I would like to see this puzzle in different sizes, like 25, 35, and 45 residues with the 3 cystine bond pattern requirement! I think that would give you guys a nice big set of good designs to pick from.

Susume Lv 1

There's more info and diagrams for some "leapfrog" disulfide patterns here: http://www.cyclotide.com/knots.html

The page says cystine knots are 26-48 residues long, so 25 may be at the lower limit of what will fold up that way. I agree with wisky - I'd like to work on longer versions too.

v_mulligan Lv 1

I know that 25 residues is definitely a challenge. We picked this size for two reasons: first, it's in a size range that is nicely compatible with chemical synthesis. Large proteins must be expressed in bacteria or yeast, but with a small enough peptide, we have the option of artificially synthesizing the peptide. This allows for inclusion of nonstandard amino acids and other unnatural modifications that can add new functionality, as well as for large-scale production of fairly pure peptide.
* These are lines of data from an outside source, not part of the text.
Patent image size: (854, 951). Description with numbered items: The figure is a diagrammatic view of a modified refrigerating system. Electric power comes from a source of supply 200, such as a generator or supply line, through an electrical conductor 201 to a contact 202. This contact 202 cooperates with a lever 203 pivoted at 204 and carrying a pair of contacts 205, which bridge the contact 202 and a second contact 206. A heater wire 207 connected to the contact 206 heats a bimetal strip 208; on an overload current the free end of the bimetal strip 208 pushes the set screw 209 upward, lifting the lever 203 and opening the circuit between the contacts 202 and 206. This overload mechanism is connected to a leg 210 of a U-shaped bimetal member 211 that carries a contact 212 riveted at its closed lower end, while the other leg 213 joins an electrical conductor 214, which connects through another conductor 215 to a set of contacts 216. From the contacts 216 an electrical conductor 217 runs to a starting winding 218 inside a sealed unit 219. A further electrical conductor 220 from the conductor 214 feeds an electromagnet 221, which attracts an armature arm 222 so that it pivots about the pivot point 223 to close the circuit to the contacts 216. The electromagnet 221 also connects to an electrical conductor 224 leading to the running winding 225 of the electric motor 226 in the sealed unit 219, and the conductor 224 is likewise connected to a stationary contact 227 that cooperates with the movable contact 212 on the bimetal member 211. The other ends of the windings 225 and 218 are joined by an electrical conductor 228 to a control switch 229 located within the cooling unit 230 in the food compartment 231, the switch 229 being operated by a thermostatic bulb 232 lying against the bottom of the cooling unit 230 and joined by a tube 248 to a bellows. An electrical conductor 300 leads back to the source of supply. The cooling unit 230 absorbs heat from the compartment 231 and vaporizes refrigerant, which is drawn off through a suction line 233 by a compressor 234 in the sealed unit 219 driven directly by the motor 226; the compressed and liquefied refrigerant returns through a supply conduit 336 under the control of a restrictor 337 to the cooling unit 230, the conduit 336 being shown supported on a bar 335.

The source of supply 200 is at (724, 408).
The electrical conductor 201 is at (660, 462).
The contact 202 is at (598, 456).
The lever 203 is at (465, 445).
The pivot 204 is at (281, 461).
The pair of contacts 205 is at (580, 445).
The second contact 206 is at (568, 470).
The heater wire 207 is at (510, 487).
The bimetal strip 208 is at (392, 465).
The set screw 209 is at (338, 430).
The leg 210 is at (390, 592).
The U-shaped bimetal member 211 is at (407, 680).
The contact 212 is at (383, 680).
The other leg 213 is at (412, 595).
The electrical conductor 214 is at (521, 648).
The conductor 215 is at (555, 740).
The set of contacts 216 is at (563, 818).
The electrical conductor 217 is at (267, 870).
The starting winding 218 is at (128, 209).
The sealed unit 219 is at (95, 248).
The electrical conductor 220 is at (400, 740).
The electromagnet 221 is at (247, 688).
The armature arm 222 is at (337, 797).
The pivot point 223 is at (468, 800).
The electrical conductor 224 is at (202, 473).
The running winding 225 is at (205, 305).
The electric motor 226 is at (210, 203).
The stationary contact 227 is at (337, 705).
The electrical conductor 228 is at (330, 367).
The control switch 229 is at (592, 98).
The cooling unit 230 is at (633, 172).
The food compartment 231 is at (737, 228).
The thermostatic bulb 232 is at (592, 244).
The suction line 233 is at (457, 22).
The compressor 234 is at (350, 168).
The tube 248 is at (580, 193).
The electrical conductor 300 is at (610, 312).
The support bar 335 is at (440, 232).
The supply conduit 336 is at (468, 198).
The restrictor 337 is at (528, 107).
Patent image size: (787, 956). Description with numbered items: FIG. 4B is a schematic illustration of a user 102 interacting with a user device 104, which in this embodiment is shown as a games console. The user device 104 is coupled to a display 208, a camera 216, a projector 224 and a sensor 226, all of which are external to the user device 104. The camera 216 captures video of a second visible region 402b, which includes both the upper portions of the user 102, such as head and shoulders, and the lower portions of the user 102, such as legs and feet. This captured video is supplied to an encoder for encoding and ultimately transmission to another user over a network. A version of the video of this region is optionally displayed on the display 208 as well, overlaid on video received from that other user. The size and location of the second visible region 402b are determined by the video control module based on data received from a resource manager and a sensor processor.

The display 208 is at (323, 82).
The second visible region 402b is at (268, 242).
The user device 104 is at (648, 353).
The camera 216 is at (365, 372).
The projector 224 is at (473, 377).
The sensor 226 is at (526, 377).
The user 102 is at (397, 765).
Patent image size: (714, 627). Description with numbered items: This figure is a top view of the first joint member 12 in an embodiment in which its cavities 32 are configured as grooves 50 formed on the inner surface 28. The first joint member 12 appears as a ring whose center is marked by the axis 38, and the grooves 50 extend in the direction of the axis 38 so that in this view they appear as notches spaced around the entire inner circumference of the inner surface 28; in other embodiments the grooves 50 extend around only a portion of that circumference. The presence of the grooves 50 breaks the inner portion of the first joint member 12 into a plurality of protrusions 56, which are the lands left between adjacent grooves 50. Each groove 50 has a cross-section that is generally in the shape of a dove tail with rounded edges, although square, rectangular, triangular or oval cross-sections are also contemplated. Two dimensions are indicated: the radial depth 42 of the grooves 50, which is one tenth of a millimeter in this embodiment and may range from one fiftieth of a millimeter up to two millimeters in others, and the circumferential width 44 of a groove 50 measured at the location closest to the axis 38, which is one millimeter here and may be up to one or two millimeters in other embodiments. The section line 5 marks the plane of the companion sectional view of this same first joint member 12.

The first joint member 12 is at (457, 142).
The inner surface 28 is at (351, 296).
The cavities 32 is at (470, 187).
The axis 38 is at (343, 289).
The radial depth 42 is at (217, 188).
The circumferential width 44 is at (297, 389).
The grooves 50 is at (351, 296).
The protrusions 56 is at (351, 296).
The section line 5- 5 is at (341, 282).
Unfortunately, the longer the peptide, the harder it is to synthesize and get good yields and high purity. I wanted to keep the peptide short enough that synthesis is a very feasible option.

Second, where large proteins are difficult to get into the body and difficult to get across barriers, a sufficiently small peptide (particularly if compact and ordered) has the potential for oral bioavailability, which makes it easier to use as a drug.

In short, if we keep it small, we might have some of the advantages of both small-molecule drugs (which get into the body easily and are easy to produce in large amounts, but which are usually pretty nonspecific) and proteins (which can have terrific specificity and affinity for a target, meaning a potent desired effect with few side-effects, but which don't get into the body easily). That's the hope, anyways!